From time to time exporting a VM to an OVA fails. It seems that something happens right after getting to the step of invoking the packing script (pack_ova.py) that makes the engine think the operation failed. It doesn't seem to be a problem on with the host though since an attempt to export a template to OVA on that host succeeds right after.
Filip, can you please also check how come that OST didn't fail on that and tried to import that OVA?
The way OST checks the result of this export doesn't seem very reliable. During the export a temporal vm snapshot is created and then deleted after the export is complete. The OST only checks if this snapshot is not present, which it won't be whether the export fails or succeeds. Perhaps we should check for the actual .ova file on the host?
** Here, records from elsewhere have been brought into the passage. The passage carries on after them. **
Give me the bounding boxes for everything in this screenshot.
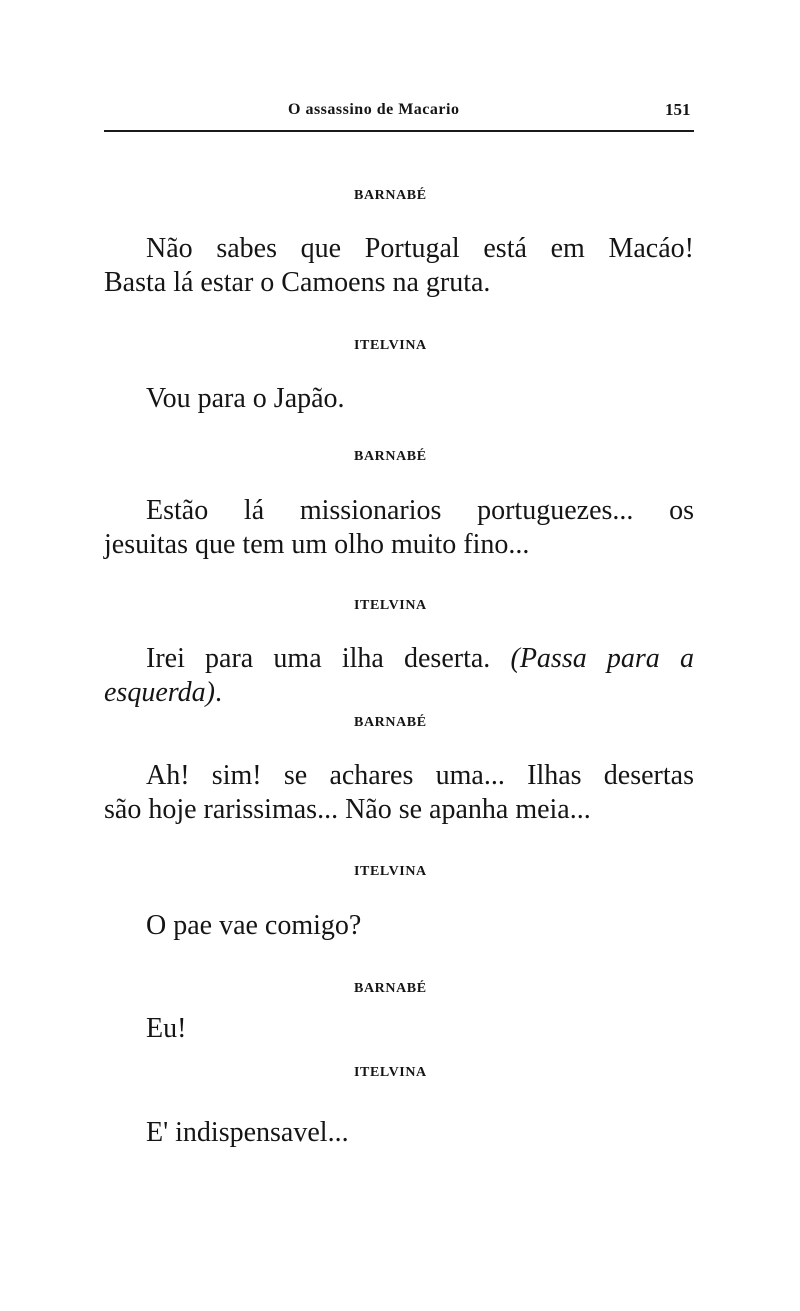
speech-itelvina-ilha (104, 642, 694, 710)
header-rule (104, 130, 694, 132)
speech-line: Basta lá estar o Camoens na gruta. (104, 267, 491, 298)
speech-text: . (214, 677, 222, 708)
speaker-barnabe: BARNABÉ (354, 449, 427, 464)
speaker-itelvina: ITELVINA (354, 598, 427, 613)
speech-line: Vou para o Japão. (146, 383, 345, 414)
speech-text: Irei para uma ilha deserta. (146, 643, 491, 674)
speaker-itelvina: ITELVINA (354, 338, 427, 353)
speech-line: Eu! (146, 1013, 187, 1044)
stage-direction: (Passa para a (510, 643, 695, 674)
speech-line: são hoje rarissimas... Não se apanha meia... (104, 794, 591, 825)
speech-barnabe-missionarios (104, 494, 694, 562)
speech-itelvina-indispensavel (146, 1116, 349, 1150)
speaker-barnabe: BARNABÉ (354, 188, 427, 203)
speaker-barnabe: BARNABÉ (354, 981, 427, 996)
speech-line: Ah! sim! se achares uma... Ilhas desertas (146, 760, 694, 791)
speech-line: E' indispensavel... (146, 1117, 349, 1148)
speech-barnabe-ilhas (104, 759, 694, 827)
speech-line: Não sabes que Portugal está em Macáo! (146, 233, 694, 264)
speech-barnabe-eu (146, 1012, 186, 1046)
running-title: O assassino de Macario (288, 101, 460, 118)
speech-line: jesuitas que tem um olho muito fino... (104, 529, 530, 560)
speech-line (104, 676, 694, 710)
speech-itelvina-japao (146, 382, 345, 416)
speech-line: Estão lá missionarios portuguezes... os (146, 495, 694, 526)
page-number: 151 (665, 100, 691, 119)
stage-direction: esquerda) (104, 677, 215, 708)
speech-barnabe-portugal (104, 232, 694, 300)
speech-itelvina-pae (146, 909, 361, 943)
speech-line (104, 642, 694, 676)
speaker-barnabe: BARNABÉ (354, 715, 427, 730)
speaker-itelvina: ITELVINA (354, 864, 427, 879)
speaker-itelvina: ITELVINA (354, 1065, 427, 1080)
speech-line: O pae vae comigo? (146, 910, 362, 941)
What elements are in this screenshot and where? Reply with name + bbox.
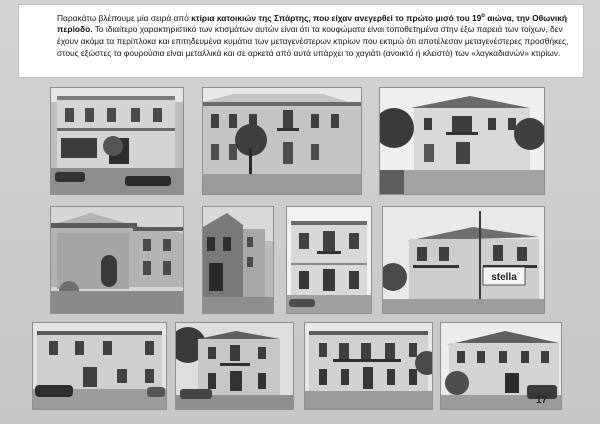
- photo-row2-1: [51, 207, 183, 313]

(In reply to Filip Januška from comment #5) > The way OST checks the result of this export doesn't seem very reliable. > During the export a temporal vm snapshot is created and then deleted after > the export is complete. The OST only checks if this snapshot is not present, > which it won't be whether the export fails or succeeds. Perhaps we should > check for the actual .ova file on the host? Ah yes, that takes me back to the time it was added.. The rational was not to make any "heavy" call but just to check if the snapshot is still there in order to determine whether the export command is still executed. Then, when we know the export command (that is executed asynchronously) is completed, we can check whether it succeeded or not I wouldn't change the way we check if the export command is completed or not, and I wouldn't add another check for the existence of the OVA file (because that's what the import command does at the beginning) but I think we should check if the export command succeeded or not by its execution job If we're able to say "export command ended with failure" - it would be less confusing (initially I suspected that another job removed the ova before we got to the import phase)
still executed -> still executing
This one is very difficult to reproduce, only regression testing by automation is required
Verified with: ovirt-engine-4.4.7.6-0.11.el8ev.noarch There is no regression found in automation tests regarding to exporting VM to OVA.
This bugzilla is included in oVirt 4.4.7 release, published on July 6th 2021. Since the problem described in this bug report should be resolved in oVirt 4.4.7 release, it has been closed with a resolution of CURRENT RELEASE. If the solution does not work for you, please open a new bug report.
Happened again with the fix: converting disk: /rhev/data-center/mnt/192.168.202.2:_exports_nfs_share2/49b69e88-f7a9-4daa-8add-69c07629c465/images/699a4e21-8eb5-4d54-a21b-fa1bb877bca9/7b1674d2-185e-4c2a-aeb7-1ceb4cc1c8d6, offset 19968 losetup: /var/tmp/ova_vm.ova.tmp: failed to set up loop device: Resource temporarily unavailable And in 'messages': Jul 7 11:31:06 lago-basic-suite-master-host-0 kernel: loop: module loaded Jul 7 11:31:06 lago-basic-suite-master-host-0 kernel: loop0: detected capacity change from 0 to 414208 Jul 7 11:31:06 lago-basic-suite-master-host-0 kernel: loop_set_status: loop0 () has still dirty pages (nrpages=1) Seems that others have faced this issue as well: https://www.spinics.net/lists/kernel/msg3975499.html Their proposed fix: https://www.spinics.net/lists/kernel/msg3977449.html If we can't ensure that there are no dirty pages at the time we setup the loop back device, we can take the same approach (since create-ova needs to work on clusters that won't get the fix [1]) at pack_ova.py by identifying if the error is "Resource temporarily unavailable" (which is EAGAIN) and retry 64 times. Need to think of how to avoid iterating 64 times when losetup would also iterate 64 times internally though. [1] https://github.com/karelzak/util-linux/commit/3e03cb680668e4d47286bc7e6ab43e47bb84c989
(In reply to Arik from comment #13) > If we can't ensure that there are no dirty pages at the time we setup the > loop back device, we can take the same approach (since create-ova needs to > work on clusters that won't get the fix [1]) at pack_ova.py by identifying > if the error is "Resource temporarily unavailable" (which is EAGAIN) and > retry 64 times. Need to think of how to avoid iterating 64 times when > losetup would also iterate 64 times internally though. Of course it doesn't have to be 64 times.. we can check it after a second or few seconds several times
Verified with: ovirt-engine-4.4.8.3-0.10.el8ev.noarch No regression issues were found.
This bugzilla is included in oVirt 4.4.8 release, published on August 19th 2021. Since the problem described in this bug report should be resolved in oVirt 4.4.8 release, it has been closed with a resolution of CURRENT RELEASE. If the solution does not work for you, please open a new bug report.